Car l’amiante a cette spécificité : la fibre microscopique inhalée un jour peut très bien déclencher une maladie des années voire des décennies après. Le schéma médical est désormais connu. Tout commence par des plaques pleurales qui, à terme, se transforment en cancer de la plèvre, l’un des plus létaux. Les victimes ont donc obtenu réparation pour devoir vivre avec une épée de Damoclès au-dessus de la tête, sans savoir si elle s’abattra sur eux un jour, ni quand…

Mais, au-delà de l’aspect pécuniaire, c’est surtout le désir de voir jugés les responsables n’ayant pas réagi et pas empêché les morts qui meut les anciens travailleurs des chantiers navals. L’histoire est connue : l’amiante a été interdite en 1997 mais ses effets néfastes étaient connus et documentés depuis les années 1950.

L’expertise judiciaire de 2017 qui douche les espoirs des victimes

Ces dernières années, les procédures pénales se sont donc multipliées. Comme autant d’usines et d’entreprises qui utilisaient l’amiante jadis : les chantiers navals de la Normed à Dunkerque (Paris), l’usine Ferodo-Valeo de Condé-sur-Noireau (Calvados), la construction de Jussieu (Paris)… Les victimes ont placé tous leurs espoirs dans le travail de la juge Marie-Odile Bertella-Geffroy qui empilait les tomes de procédures dans son bureau exigu du pôle Santé Publique de Paris.
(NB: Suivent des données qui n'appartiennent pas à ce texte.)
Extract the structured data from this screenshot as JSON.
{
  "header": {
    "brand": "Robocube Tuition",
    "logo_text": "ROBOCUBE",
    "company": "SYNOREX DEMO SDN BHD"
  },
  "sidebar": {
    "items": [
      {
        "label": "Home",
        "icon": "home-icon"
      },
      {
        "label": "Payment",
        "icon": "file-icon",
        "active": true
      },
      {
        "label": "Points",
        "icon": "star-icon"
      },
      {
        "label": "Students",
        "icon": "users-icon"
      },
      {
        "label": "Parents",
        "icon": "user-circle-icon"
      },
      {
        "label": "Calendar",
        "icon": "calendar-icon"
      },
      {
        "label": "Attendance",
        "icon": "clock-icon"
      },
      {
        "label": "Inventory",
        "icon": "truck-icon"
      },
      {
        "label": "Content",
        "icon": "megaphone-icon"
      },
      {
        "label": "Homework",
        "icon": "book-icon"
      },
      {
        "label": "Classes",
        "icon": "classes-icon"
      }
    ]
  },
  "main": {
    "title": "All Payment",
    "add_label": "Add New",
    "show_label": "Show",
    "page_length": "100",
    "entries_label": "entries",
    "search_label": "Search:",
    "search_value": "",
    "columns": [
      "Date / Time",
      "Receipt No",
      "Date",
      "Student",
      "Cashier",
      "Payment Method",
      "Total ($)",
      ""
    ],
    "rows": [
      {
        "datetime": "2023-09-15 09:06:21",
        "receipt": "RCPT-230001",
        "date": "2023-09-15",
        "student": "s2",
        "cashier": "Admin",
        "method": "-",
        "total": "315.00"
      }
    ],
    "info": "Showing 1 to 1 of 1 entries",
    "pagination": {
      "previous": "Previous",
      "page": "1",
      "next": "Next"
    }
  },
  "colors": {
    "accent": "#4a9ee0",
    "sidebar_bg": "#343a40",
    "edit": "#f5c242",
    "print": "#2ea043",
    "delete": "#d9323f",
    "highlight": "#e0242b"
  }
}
Au début des années 2010, la juge a enchaîné les mises en examen des responsables de chaque usine, de chaque structure. Un saucissonnage du dossier mais un réel espoir pour les victimes. Sauf que voilà, toutes ces mises en examen ont finalement été annulées par les cours d’appel et la Cour de cassation en raison d’une expertise judiciaire définitive versée au dossier en février 2017. Celle-ci estimait impossible de déduire avec précision le moment de l’exposition des salariés à la fibre cancérogène, et celui de leur contamination. Par conséquent, il était impossible d’établir les responsabilités pénales de tel ou tel dirigeant…
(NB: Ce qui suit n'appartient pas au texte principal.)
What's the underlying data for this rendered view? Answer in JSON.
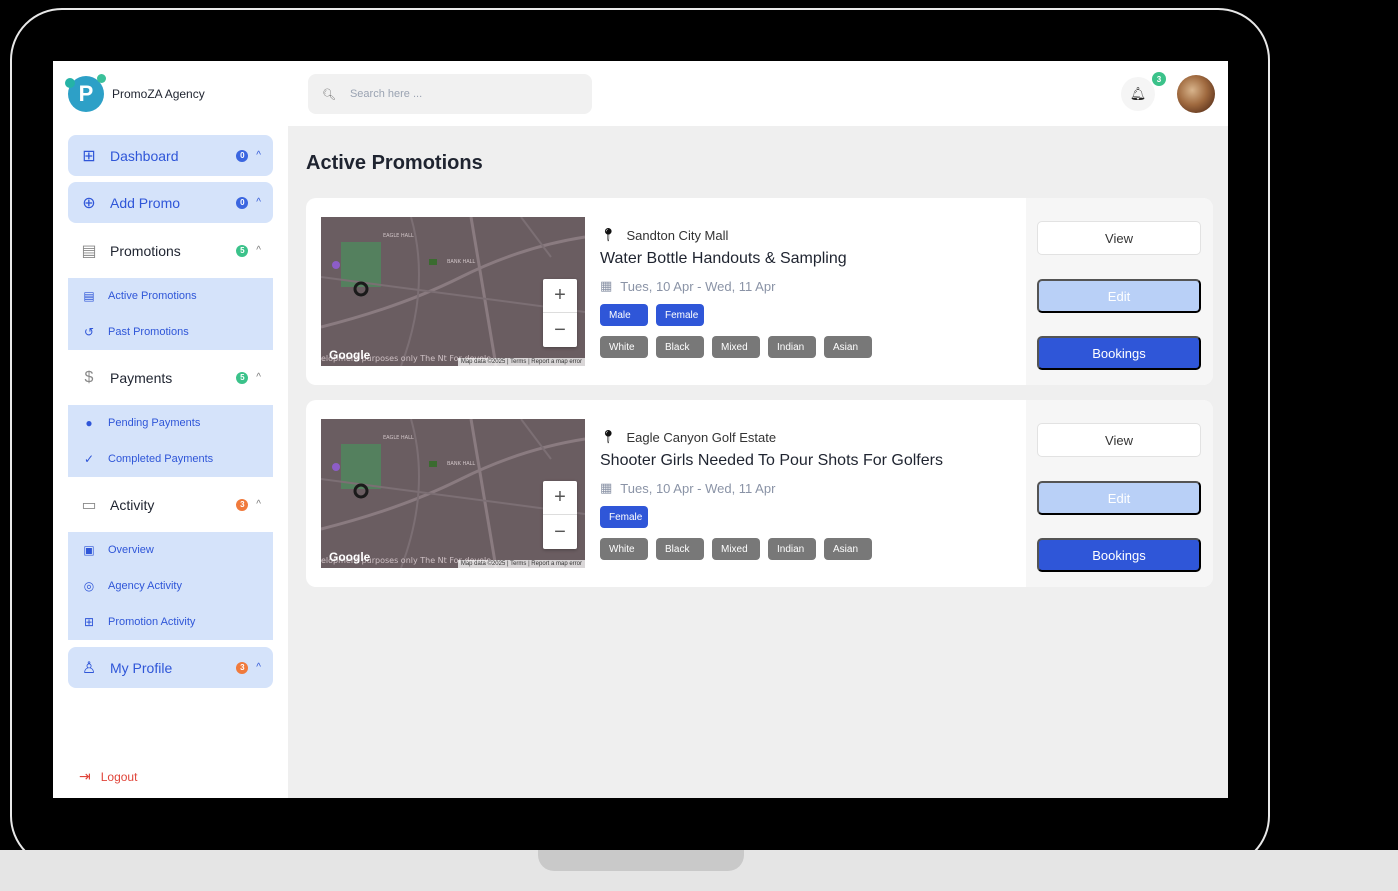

Le Comité permanent Amiante dans le viseur

La juge a quitté la magistrature pour devenir avocate. Les victimes ont mis du temps à se remettre de cette douche froide. Mais pas de quoi leur faire baisser les bras. Si on ne peut pas réclamer des comptes aux patrons des entreprises qui ont exposé les salariés à l’amiante, on peut peut-être en réclamer aux autorités publiques et sanitaires qui n’ont pas ordonné son interdiction plus tôt, se sont-elles dit.

Et notamment aux membres du Comité permanent Amiante (CPA). Ce groupe est accusé par les parties civiles d’avoir été le lobby des industriels et le promoteur de « l’usage contrôlé » de l’amiante pour en retarder au maximum l’interdiction. Les victimes en veulent pour preuve une enquête de Mediapart qui a révélé que des hauts fonctionnaires du ministère de l’Industrie, conseillés par les membres du CPA, avaient ignoré une directive européenne d’interdiction de l’amiante déposée par l’Allemagne en … 1991.
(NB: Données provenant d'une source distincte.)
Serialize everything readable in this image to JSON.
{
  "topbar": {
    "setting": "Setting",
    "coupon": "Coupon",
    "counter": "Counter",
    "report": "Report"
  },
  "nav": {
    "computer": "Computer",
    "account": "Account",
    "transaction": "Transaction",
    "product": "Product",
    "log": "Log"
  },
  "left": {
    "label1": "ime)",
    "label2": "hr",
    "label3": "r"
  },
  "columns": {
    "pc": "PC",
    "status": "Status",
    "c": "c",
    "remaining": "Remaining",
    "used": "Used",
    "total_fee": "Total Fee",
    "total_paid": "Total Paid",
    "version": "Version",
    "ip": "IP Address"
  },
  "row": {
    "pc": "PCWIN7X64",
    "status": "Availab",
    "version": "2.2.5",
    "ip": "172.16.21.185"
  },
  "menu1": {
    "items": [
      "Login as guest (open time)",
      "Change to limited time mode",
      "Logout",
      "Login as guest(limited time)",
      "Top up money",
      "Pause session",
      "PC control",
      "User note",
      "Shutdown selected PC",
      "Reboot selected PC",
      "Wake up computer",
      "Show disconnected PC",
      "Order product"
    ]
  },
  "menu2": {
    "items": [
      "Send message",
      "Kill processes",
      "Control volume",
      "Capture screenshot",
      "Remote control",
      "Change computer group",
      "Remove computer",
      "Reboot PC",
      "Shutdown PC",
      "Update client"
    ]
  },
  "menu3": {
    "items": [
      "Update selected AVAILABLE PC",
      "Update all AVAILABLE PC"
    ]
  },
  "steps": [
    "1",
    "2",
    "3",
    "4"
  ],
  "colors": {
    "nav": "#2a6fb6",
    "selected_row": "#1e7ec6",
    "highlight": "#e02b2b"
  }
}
Les industriels ont diffusé « des informations délibérément falsifiées […] afin de conduire les pouvoirs publics à ne prendre aucune décision visant à protéger la population » et faire en sorte « qu’aucune décision ne soit prise ni dans un cadre national, ni dans un cadre international en vue d’interdire l’amiante », a expliqué Antoine Vey.

Si l’avocat a refusé de révéler les noms des quatorze personnes visées par sa citation directe, il y a de fortes chances pour qu’ils coïncident avec ceux des anciens membres du Comité permanent Amiante. Pour le découvrir, il faudra attendre la première audience de consignation qui devrait intervenir dans les prochaines semaines. Ils découvriront alors qu’ils vont devoir faire face à la colère et l’indignation de plus de 1 900 victimes qui se sont d’ores et déjà jointes à cette procédure.